Doctors from Greece to Congo

In the morning you see a child playing joyfully with other children, and in the evening you find out that the same child has died of a high fever. Many times poor indigenous people have no money to go to the doctor or buy the medication required to save their children, and they end up losing them. Other times we hear that somebody sold everything he owned in order to save his sick child or wife. Malaria is a major plague in the region, which kills many people; the tragic irony is that if it is early diagnosed, it can be treated with the right medications.

Poor indigenous Congolese people are constantly resorting to the court of the Holy Metropolis asking for financial help to see a doctor or buy medicine. The Metropolitan, with the little money he has from the charitable people who send him, is trying to do everything in his power to help.

With hard work and a lot of effort the first floor has been completed; what is still missing is the interior doors, which need to be constructed and fitted, and then its furnishings, fixtures and medical equipment. The Medical Center includes various departments, such as Outpatient Emergency, Obstetrics, Microbiology and Haematology, Ophthalmology, Dentistry, Ultrasound, and also patient ward rooms.

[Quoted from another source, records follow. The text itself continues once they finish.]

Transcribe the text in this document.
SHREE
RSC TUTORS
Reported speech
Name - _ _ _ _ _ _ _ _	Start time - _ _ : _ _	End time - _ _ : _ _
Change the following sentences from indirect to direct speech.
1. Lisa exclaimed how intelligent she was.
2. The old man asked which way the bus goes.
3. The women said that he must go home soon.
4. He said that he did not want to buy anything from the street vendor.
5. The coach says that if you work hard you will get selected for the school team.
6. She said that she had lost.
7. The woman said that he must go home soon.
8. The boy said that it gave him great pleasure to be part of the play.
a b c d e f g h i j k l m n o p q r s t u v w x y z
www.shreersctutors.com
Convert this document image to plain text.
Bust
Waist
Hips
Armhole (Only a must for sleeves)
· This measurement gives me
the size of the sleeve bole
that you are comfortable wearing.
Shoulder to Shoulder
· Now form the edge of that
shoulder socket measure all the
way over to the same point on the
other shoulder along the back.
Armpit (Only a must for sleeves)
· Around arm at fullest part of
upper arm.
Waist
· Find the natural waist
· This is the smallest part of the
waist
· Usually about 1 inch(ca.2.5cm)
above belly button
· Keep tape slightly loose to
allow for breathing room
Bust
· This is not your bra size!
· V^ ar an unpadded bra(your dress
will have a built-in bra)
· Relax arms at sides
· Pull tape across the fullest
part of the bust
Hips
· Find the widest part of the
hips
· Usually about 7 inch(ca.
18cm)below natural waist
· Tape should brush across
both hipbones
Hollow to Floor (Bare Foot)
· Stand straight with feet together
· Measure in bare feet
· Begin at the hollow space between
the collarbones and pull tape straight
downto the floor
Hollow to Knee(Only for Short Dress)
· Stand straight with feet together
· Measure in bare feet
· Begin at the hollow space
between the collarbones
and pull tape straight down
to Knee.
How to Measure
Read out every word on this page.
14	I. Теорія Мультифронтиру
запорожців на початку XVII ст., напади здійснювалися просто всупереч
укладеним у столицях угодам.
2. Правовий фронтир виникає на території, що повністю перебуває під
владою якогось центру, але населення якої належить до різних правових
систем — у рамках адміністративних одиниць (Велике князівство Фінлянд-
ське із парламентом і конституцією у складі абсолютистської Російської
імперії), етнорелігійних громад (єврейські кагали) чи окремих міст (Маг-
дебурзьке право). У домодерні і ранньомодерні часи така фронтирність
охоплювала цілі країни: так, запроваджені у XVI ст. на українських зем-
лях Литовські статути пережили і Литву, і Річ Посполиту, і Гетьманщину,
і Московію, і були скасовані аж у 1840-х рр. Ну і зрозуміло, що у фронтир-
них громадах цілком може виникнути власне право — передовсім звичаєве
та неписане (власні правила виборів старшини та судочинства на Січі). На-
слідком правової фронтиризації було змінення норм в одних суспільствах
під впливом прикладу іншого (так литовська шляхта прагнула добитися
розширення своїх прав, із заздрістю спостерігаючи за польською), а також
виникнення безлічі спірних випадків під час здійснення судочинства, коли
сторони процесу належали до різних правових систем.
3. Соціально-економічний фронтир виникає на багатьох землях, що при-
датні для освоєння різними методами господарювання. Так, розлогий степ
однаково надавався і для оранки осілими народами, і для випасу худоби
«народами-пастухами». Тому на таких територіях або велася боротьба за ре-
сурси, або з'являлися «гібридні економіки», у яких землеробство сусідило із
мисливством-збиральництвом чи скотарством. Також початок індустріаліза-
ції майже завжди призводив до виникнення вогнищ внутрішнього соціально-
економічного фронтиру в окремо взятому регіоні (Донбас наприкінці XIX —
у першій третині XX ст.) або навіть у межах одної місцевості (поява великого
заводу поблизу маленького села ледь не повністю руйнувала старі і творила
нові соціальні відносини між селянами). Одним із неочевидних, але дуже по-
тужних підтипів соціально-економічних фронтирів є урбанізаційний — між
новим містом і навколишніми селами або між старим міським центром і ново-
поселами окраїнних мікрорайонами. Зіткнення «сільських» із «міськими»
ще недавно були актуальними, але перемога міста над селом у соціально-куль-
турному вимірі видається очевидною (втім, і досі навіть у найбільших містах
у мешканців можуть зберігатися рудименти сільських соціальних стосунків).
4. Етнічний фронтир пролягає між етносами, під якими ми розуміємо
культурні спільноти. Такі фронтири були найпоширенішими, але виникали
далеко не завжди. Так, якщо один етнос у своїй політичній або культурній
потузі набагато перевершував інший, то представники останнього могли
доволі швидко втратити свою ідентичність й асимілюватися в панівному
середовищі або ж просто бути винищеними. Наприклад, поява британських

A praiseworthy effort was made by a Greek medical team this year, which came to Kinshasa on May 19, and stayed for a fortnight. The team consisted of Mr. Nikolaos Constantinides, Neurosurgeon, Ms. Athena Pyrpasopoulos, GP-ID Specialist, Ms. Dionyssia Filaditakis, Psychiatrist, Ms. Maria Malogiannis, Technologist-Microbiologist and Ms. Vassilikil Pangou, nurse. This team was joined by Mr. Prokopis Sangua, Doctor and Director at Kolwezi Hospital, which is run by the Holy Metropolis of Katanga.

Examination rooms were soon set up and the health care center started operating. As there were no doors, bed sheets were used instead. A large number of poor natives turned out, they were all examined and received medication free of charge. Here is a typical case of a father who had his child in his arms and was sitting outside his house very sad. The Metropolitan car was out for a job far away from the health care center. There the driver noticed both the father and the child, and asked the father:

— “Why are you so sad?” — “I have no money to take my child to the doctor”, he answered. — Don’t you know that the health care center which the Orthodox Church is building has doctors who have come from Greece and examine people and provide medicine free of charge? Go there right now.

He took his child and went there. Indeed, the doctors examined it, gave it medication, and the child was saved. The smile came back to the poor father’s face.

Our Orthodox Medical Center in Kinshasa

The team of doctors visited the parishes of St. Barbara, the Holy Archangels, the Disabled, as well as the School of Theology, and practiced medicine there. They examined about a thousand natives and with the help of the Metropolis, they offered them free medicine.

The health care center was visited and blessed by His Beatitude the Pope and Patriarch of Alexandria and All Africa Theodoros II during his recent pastoral journey to the Congo in February this year. He conducted the inaugural rite of Blessing and prayed for its completion and smooth operation. Let us all pray that the money required for its completion will soon be found. If this happens, the poor natives will feel so relieved!